Quackodoxy
James Jordan describes what he calls quackodoxy:
Quackodoxy exists between orthodoxy and heterodoxy (heresy). Quackodox ideas are ideas that are wrong but are held by people who are orthodox Christians. If a quackodox idea is pushed far enough and hard enough, it becomes a destructive heresy. Generally speaking, though, quackodox ideas simply trouble the church and make headaches for pastors.

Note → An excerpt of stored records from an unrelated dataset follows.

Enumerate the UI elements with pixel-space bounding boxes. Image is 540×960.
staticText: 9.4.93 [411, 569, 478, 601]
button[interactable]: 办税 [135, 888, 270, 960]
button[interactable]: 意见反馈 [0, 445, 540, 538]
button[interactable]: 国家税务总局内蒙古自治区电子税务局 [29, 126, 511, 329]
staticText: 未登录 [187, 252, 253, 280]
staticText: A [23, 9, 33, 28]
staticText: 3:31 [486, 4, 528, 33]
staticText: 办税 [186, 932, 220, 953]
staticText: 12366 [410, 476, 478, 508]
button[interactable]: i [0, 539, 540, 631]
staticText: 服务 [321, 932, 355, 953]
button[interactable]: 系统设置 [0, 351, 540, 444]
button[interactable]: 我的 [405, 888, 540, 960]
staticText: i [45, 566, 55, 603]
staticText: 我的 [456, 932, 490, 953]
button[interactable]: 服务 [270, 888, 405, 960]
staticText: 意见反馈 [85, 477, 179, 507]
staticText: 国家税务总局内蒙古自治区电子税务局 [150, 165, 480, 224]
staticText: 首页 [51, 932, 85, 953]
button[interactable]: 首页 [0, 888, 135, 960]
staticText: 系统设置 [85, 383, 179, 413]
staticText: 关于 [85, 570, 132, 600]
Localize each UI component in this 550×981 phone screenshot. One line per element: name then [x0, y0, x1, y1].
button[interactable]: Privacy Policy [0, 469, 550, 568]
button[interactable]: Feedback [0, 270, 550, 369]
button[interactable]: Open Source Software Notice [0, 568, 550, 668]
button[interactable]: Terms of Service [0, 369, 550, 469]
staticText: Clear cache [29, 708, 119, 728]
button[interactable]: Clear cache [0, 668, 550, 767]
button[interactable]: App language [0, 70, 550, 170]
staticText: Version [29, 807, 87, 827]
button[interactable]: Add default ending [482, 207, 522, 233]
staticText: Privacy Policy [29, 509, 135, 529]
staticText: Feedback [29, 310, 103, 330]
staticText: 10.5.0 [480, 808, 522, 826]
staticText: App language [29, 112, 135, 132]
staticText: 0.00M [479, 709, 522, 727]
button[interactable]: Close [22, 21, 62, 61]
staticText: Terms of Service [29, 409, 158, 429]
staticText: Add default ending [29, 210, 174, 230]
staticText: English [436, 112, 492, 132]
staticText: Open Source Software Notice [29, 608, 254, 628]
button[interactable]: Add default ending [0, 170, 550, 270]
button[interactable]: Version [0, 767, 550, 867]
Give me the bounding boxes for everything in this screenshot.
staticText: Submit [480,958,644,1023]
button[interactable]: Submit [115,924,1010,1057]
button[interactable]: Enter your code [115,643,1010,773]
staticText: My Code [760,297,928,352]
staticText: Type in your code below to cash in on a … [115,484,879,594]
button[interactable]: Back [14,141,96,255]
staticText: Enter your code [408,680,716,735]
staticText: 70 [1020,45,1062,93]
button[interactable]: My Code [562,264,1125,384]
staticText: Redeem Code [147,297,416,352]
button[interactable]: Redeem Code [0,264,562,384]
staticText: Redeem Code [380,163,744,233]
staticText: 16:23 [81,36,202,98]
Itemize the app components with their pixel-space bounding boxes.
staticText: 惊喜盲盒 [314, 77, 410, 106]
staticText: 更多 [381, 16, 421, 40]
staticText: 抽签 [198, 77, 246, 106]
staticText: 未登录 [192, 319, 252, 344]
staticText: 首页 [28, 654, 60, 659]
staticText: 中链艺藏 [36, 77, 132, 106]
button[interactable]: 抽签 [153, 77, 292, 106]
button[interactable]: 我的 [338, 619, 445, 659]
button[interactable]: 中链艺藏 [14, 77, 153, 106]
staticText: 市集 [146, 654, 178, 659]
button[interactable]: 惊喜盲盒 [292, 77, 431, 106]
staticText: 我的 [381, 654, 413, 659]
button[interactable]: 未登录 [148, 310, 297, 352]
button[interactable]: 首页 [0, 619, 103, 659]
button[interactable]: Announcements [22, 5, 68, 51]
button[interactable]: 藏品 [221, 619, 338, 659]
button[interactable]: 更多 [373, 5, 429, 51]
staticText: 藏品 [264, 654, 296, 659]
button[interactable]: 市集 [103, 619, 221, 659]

Let me illustrate with several examples. One of the most prominent forms of quackodoxy today is the “home everything” movement. It is fine is you want to practice home birth, for instance, but it becomes quackodox when you try to say that home birth is the best, most Biblical way to have a baby, and then try to pressure other people into it. It is fine if you choose not to circumcise your son, but if you start calling circumcision “mutilation” you are getting pretty close to heresy (calling God a mutilator), and if you start pressuring people about it you are definitely quackodox. You choose to home school? Fine, but don’t say that the Bible teaches home schooling as the best way, because the Bible teaches no such thing. You choose not to use birth control and have twenty children? Fine, but don’t say that the Bible teaches against birth control, because in fact the Bible teaches that family planning is an aspect of Christian maturity (as are all forms of planning).
The Rushdoony-wing of Christian Reconstructionism has a number of quackodox ideas running around in it. One is their belief that the Sinaitic dietary laws are binding as laws of health for Christians. If you choose not to eat shrimp, that’s fine; but don’t try to say the Bible teaches it, because the Bible clearly teaches that Christians are not under these laws. Another quackodox idea that runs through California Reconstructionism is “Biblical geocentricity.” If you believe in a geocentric model of the cosmos, that’s fine; but don’t try to tell me that the Bible teaches it, because it clearly does not.
California Reconstructionists also virtually despise the institutional Church, and in this regard they are close to moving out of quackodoxy into full-blown heterodoxy.